Same with co-bedding… often un-planned co-bedding (often done out of sheer exhaustion with parents who have not taken safety precautions or are aware of a sleeping baby in the bed) is combined with planned & that will skew the results. (also when it comes to co-bedding studies will combine SIDS cases with suffocation cases labeling them all as SIDS which in turn says SIDS is increased with co-bedding when that isn’t accurate).
When you look at planned co-bedding, especially in the case of the breastfeeding mother (like many other cultures) you not only find it safer than a baby sleeping on their own but you have a dramatic decrease in SIDS. 😉
Post # 16
@michiru4ever: SIDS and suffocation are not the same thing. Babies that die from co-sleeping typically die from suffocation, not SIDS.
Similarly, co-sleeping and bedsharing are two VERY different things. Most people think co-sleeping = bedsharing. Co-sleeping is in the same room (not bed).
I was always terrified of bedsharing when my DD was tiny.
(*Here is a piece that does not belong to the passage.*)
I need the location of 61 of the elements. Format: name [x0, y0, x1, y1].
Luckily she slept very happily in her crib..and we only co-slept (crib in our room for about 2 weeks) around 10 months or so, we went through a short stint of her sleeping in bed with us and it was awful. I want to cry just thinking about it.. lol
I personally don’t think it’s a good idea for babies to sleep right in bed with their parents, but having a side-car like setup is actually beneficial. SIDS risk actually goes down with co-sleeping (not bedsharing!)